Jennings Harris Obituary
Cliffside, Sept. 5—This evening at five o’clock Jennings Harris was paid the last honors due a soldier of the World War when his body laid at rest in the grave in the cemetery after funeral services held in the Cliffside Baptist Church, with the Pastor, Rev. Mr. Smith, officiating.
The deceased veteran was on his way to Oteen, the hospital which the U.S. Government maintains for the ex-soldiers who have tuberculosis, when he was thrown from an automobile and died in the Rutherford Hospital a few minutes after his admission to that institution.
The Funeral Procession.
The handsome gray casket, covered with flowers, was gently placed in the hearse, which stood in front of the home of Mr. and Mrs. J.L. Harris, and then followed the family and the many friends of the deceased. At the church the coffin was borne by the pall bearers into the sacred building and placed before the platform. Space for the father, mother, brothers and sisters of the dead soldier was reserved in the center of the church, which was filled to overflowing.
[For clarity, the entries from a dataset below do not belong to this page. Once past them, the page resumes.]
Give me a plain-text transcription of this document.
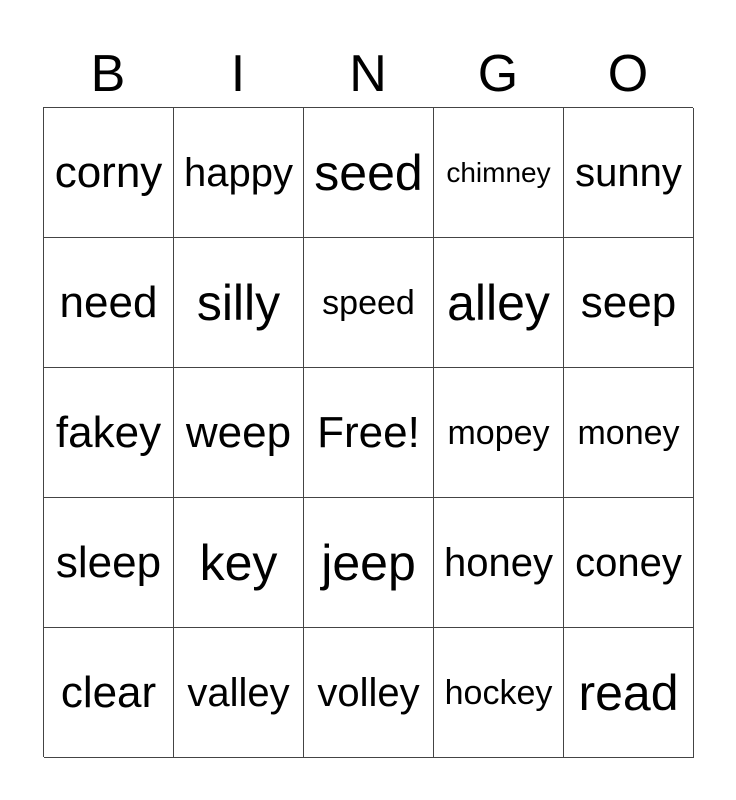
B	I	N	G	O
corny happy seed chimney sunny
need silly	speed alley seep
fakey weep Free! mopey money
sleep key jeep honey coney
clear valley volley hockey read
The Pastor preached a powerful and touching sermon and after many beautiful hymns had been sung by the choir the services were concluded and again the mournful procession formed and the casket was taken to the cemetery and there the last, final rites were said.
The Soldier’s War Record.
Jennings Harris was born on August 26, 1897, and after the usual schooling he worked on a farm until he was almost twenty. On June 11th, 1917, he enlisted in the Army and was assigned to the 105th Ammunition Train, a part of the famous 30th Division, A.E.F. Before embarkation for France the Division received its training at Greenville, South Carolina.
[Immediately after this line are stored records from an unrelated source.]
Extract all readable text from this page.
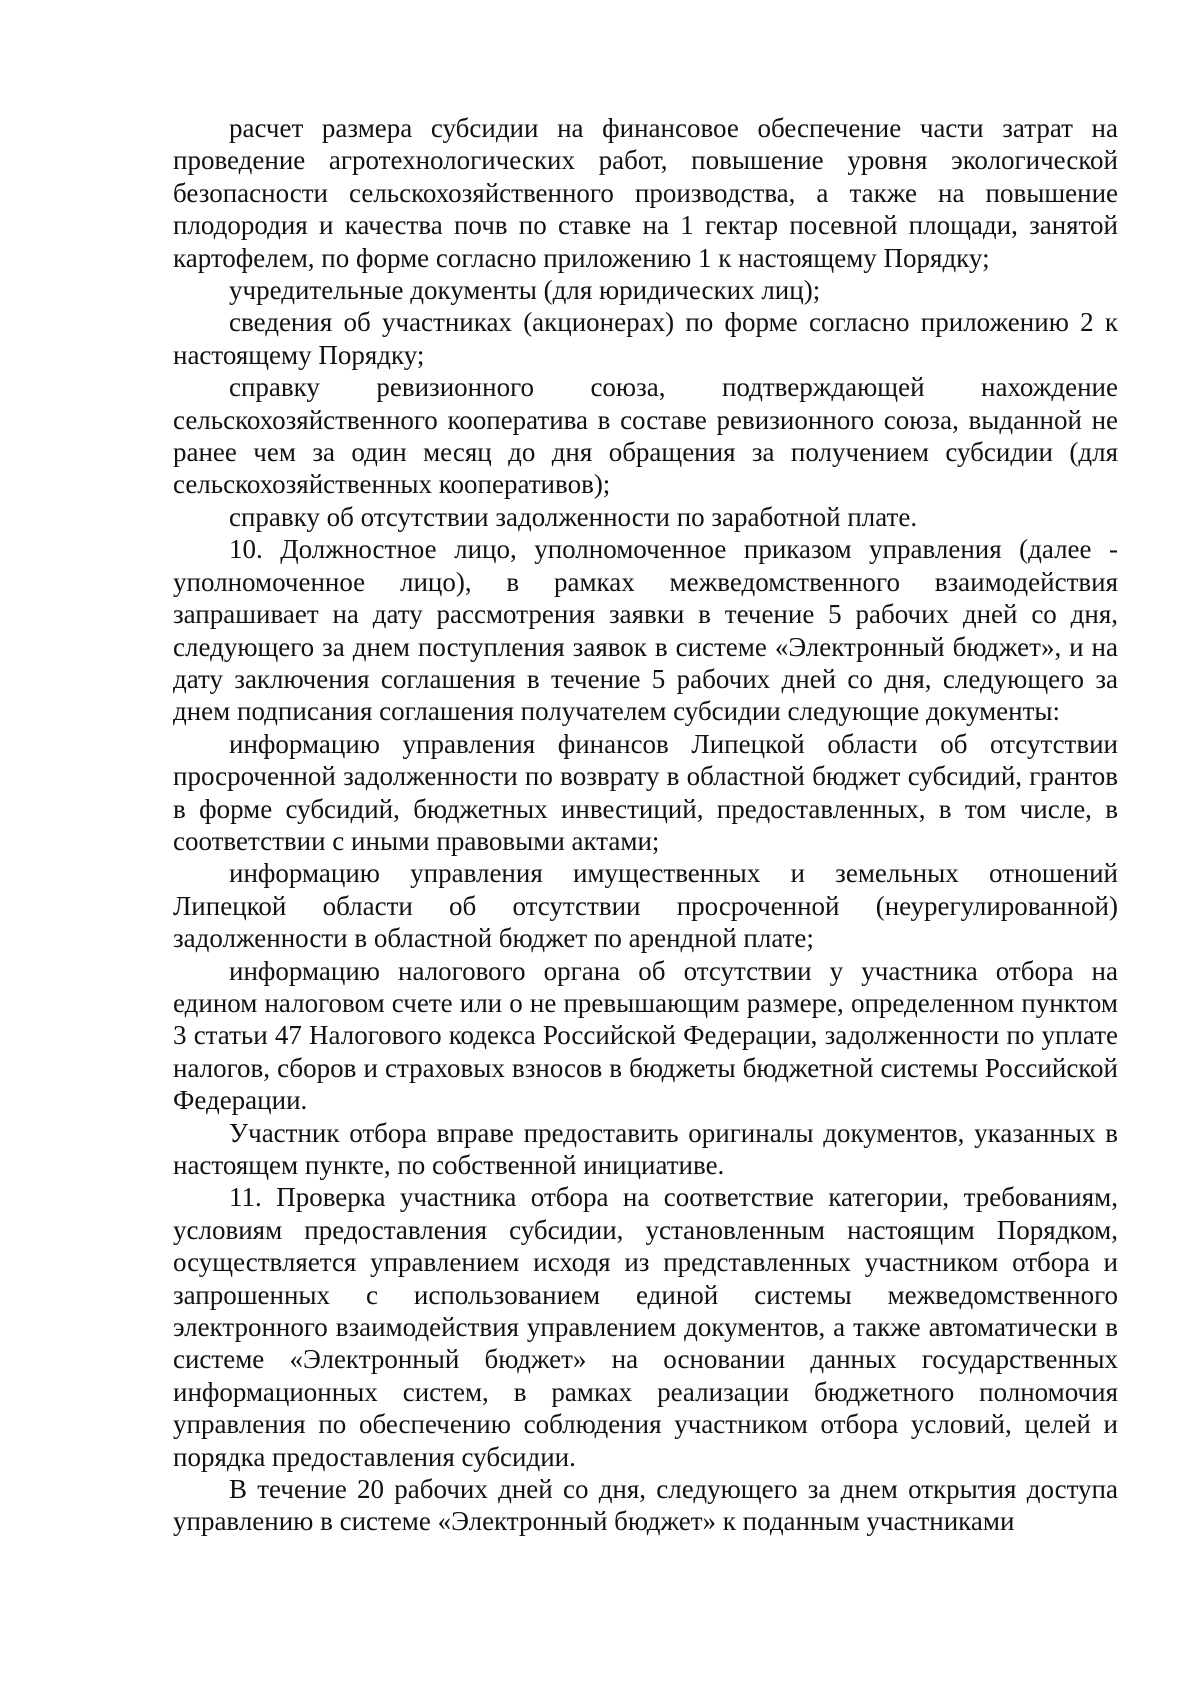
расчет размера субсидии на финансовое обеспечение части затрат на проведение агротехнологических работ, повышение уровня экологической безопасности сельскохозяйственного производства, а также на повышение плодородия и качества почв по ставке на 1 гектар посевной площади, занятой картофелем, по форме согласно приложению 1 к настоящему Порядку;

учредительные документы (для юридических лиц);

сведения об участниках (акционерах) по форме согласно приложению 2 к настоящему Порядку;

справку ревизионного союза, подтверждающей нахождение сельскохозяйственного кооператива в составе ревизионного союза, выданной не ранее чем за один месяц до дня обращения за получением субсидии (для сельскохозяйственных кооперативов);

справку об отсутствии задолженности по заработной плате.

10. Должностное лицо, уполномоченное приказом управления (далее - уполномоченное лицо), в рамках межведомственного взаимодействия запрашивает на дату рассмотрения заявки в течение 5 рабочих дней со дня, следующего за днем поступления заявок в системе «Электронный бюджет», и на дату заключения соглашения в течение 5 рабочих дней со дня, следующего за днем подписания соглашения получателем субсидии следующие документы:

информацию управления финансов Липецкой области об отсутствии просроченной задолженности по возврату в областной бюджет субсидий, грантов в форме субсидий, бюджетных инвестиций, предоставленных, в том числе, в соответствии с иными правовыми актами;

информацию управления имущественных и земельных отношений Липецкой области об отсутствии просроченной (неурегулированной) задолженности в областной бюджет по арендной плате;

информацию налогового органа об отсутствии у участника отбора на едином налоговом счете или о не превышающим размере, определенном пунктом 3 статьи 47 Налогового кодекса Российской Федерации, задолженности по уплате налогов, сборов и страховых взносов в бюджеты бюджетной системы Российской Федерации.

Участник отбора вправе предоставить оригиналы документов, указанных в настоящем пункте, по собственной инициативе.

11. Проверка участника отбора на соответствие категории, требованиям, условиям предоставления субсидии, установленным настоящим Порядком, осуществляется управлением исходя из представленных участником отбора и запрошенных с использованием единой системы межведомственного электронного взаимодействия управлением документов, а также автоматически в системе «Электронный бюджет» на основании данных государственных информационных систем, в рамках реализации бюджетного полномочия управления по обеспечению соблюдения участником отбора условий, целей и порядка предоставления субсидии.

В течение 20 рабочих дней со дня, следующего за днем открытия доступа управлению в системе «Электронный бюджет» к поданным участниками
After the arrival of the 30th Division in France the Artillery Brigade and Ammunition Trains were sent to the South to join the American Army while the line regiments remained in the north of France and saw service with the British. Thus the late Jennings Harris was in the Meuse-Argonne offensive and many other battles. He was give an honorable discharge.
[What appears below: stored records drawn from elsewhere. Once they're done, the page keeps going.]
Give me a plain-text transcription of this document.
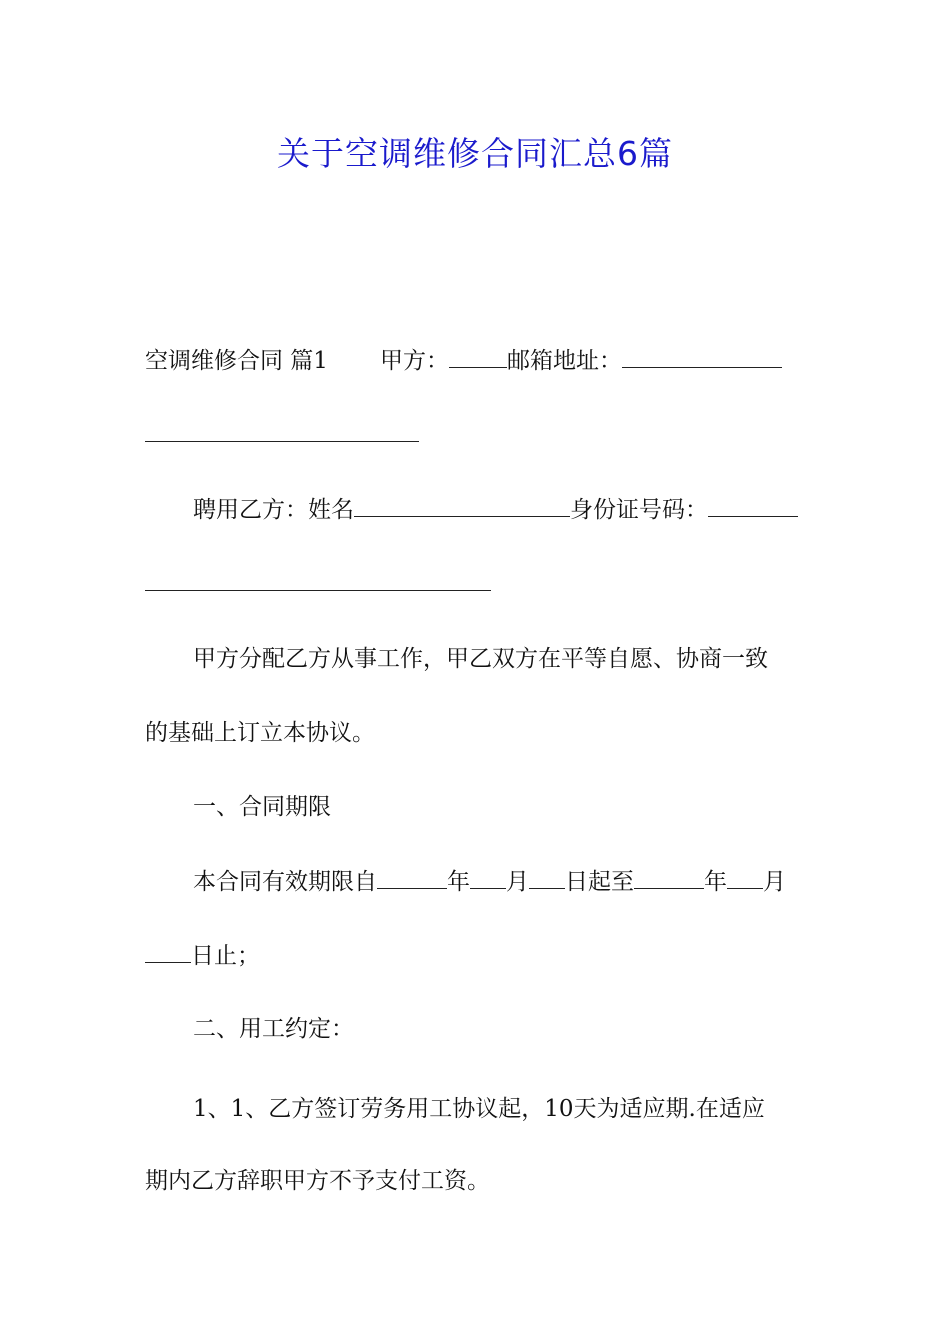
关于空调维修合同汇总6篇
空调维修合同 篇1 甲方：	邮箱地址：
聘用乙方：姓名	身份证号码：
甲方分配乙方从事工作，甲乙双方在平等自愿、协商一致
的基础上订立本协议。
一、合同期限
本合同有效期限自	年 月 日起至	年 月
日止；
二、用工约定：
1、1、乙方签订劳务用工协议起，10天为适应期.在适应
期内乙方辞职甲方不予支付工资。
Shortly after his discharge from the Army the deceased contracted consumption and after examination was sent to Oteen for treatment. He improved greatly and was allowed to go to Johnson City, Tenn. It was here he married, about nine months ago, Miss Rosie Oliver. Becoming worse the late Jennings Harris returned to Oteen and then went to a U.S. Hospital in Atlanta for an operation. It was while he was recuperating from this operation that he was ordered to appear before a Board of Examiners in Charlotte. This Board decided it would be best for the soldier to return to Oteen.
Besides his widow, who was unable to be present at his funeral, the deceased is survived by the following: Mr. and Mrs. J.L. Harris, his father and mother; Miss Sallie Harris, of Cliffside; Mr. Walter Harris, of Yancey County; Mrs. Cordelia McPeters, also of Yancey County; Mrs. Pearl Stapleton, of Cliffside; Mr. Rolly Harris and Mrs. Polly Wolf, both of Cliffside, brothers and sisters of the dead soldier.
This item was printed in The Sun on September 9, 1926.